New Handwork in February

Don't get me wrong--I love printed fabric--but recently I've been experimenting with solid fabrics and even a totally different color scheme. I've been exposed to new things and to new places.

Two weeks ago I flew to Santa Fe and got to film a segment of The Quilt Show with friends Ricky Tims and Alex Anderson. The all-morning session was set within the exhibitions halls of the Museum of Indian Art & Culture. How could you not get inspired surrounded by beautiful art, baskets, weaving, and pottery? The Museum is a magical place but you can even see some of the Museum's exhibitions on the web-here's a link  .

In the filming we talked about, and I demonstrated, two different hand techniques: sashiko (Japanese quilting) and the  folded patchwork block called Roof Tile on the Isle of Man but better-known as Log Cabin here in America.

In preparation for the filming, I made a whole wall hanging by hand. The centers of the blocks were squares of bleached vintage linen and the strips various cottons and linen-cotton blends.

Using the center large needle from the Big Stitch pack and ivory #12 perle Presencia cotton, I knew the hand stitching would show well on the dark backing fabric. After completing sixteen blocks, they were sewn in rows and all back seams appliqued together with #60 (thin but very strong) indigo thread.

On the back of the wall hanging, you can clearly see the spiral of white stitches against the indigo fabric and don't even notice that the block backings are seamed together. In researching the pattern, I've learned that the continuous spiral of stitches was considered good luck and that this trail of stitches, and quilt-as-you-go technique, is one of the primary difference between Roof Tile and Log Cabin. Other differences: the strips are folded back 1/3 at a time and there's no batting needed in this quilt.

Some quilt historians theorize that Roof Tile is actually the English ancestor of Log Cabin and the fact that we can't accurately document any American Log Cabin quilts older than the late 1850's does indeed suggest Roof Tile might have migrated with settlers to the United States. Many people from Ireland, the Isle of Man, and northern England arrived here between 1820 and 1860 and brought their skills and culture with them.

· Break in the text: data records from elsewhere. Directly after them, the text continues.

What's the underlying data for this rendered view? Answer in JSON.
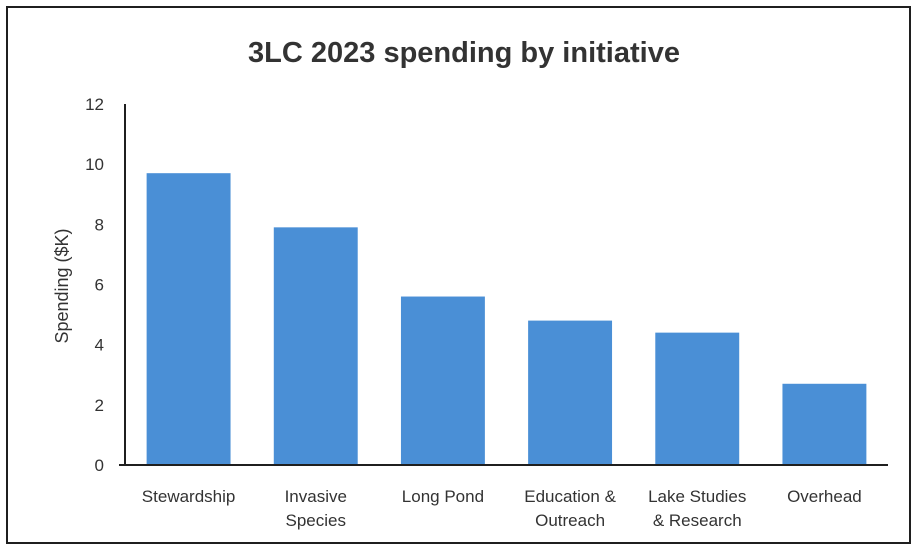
{
  "chart_data": {
    "type": "bar",
    "title": "3LC 2023 spending by initiative",
    "ylabel": "Spending ($K)",
    "xlabel": "",
    "categories": [
      [
        "Stewardship"
      ],
      [
        "Invasive",
        "Species"
      ],
      [
        "Long Pond"
      ],
      [
        "Education &",
        "Outreach"
      ],
      [
        "Lake Studies",
        "& Research"
      ],
      [
        "Overhead"
      ]
    ],
    "values": [
      9.7,
      7.9,
      5.6,
      4.8,
      4.4,
      2.7
    ],
    "ylim": [
      0,
      12
    ],
    "yticks": [
      "0",
      "2",
      "4",
      "6",
      "8",
      "10",
      "12"
    ],
    "bar_color": "#4a8fd6",
    "grid": false,
    "legend": "none"
  }
}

What Americans added to this quilt pattern is typical--we turned it into a one-layer patchwork pattern like the other quilts we were used to making and gave it a familiar name. The log cabin was already an American icon by 1850 and several presidential candidates, from Harrison to Lincoln, would use the log cabin as a symbol in their campaigns to illustrate their humble roots. "Born in a log cabin on the frontier-" offered proof of a candidate's humble beginnings and even suggested that he would bring a fresh non-politician's view to the office. Sometimes I wonder if times have really changed that much!


  1. Hi Pepper! I'm watching the Quilt Show right now and am so fascinated with the technique. So looking forward to setting up a hand stitching project to take along. Thanks so much!
    Barb Jansz

  2. Thank you so much I am inspired I have watched and watched again your visit to TQS I have started a tiled quilt and it is now 32x40 I plan to make it larger. I was hoping to send you a photo however I couldn't see any way of attaching to this email.

  3. From UK: I have just watched your TQS episode-i now know what to do with all the non-cotton clothing that I can't find a patchworky use for, thanks for sharing with us! I feel ANOTHER WIP project coming on! I had never come across this before.

  4. Hi Pepper, can I get your Big Stitch needles anywhere in the UK or online as I think they would be great to use.

  5. Hi Mary-Sorry my blog did not report your comment so i am months late. Have you called Quilters Haven in Wickham Market? Karin Hellaby (the owner) if she does not have the Big Stitch needles presently in stock can surely get them for you. Good luck!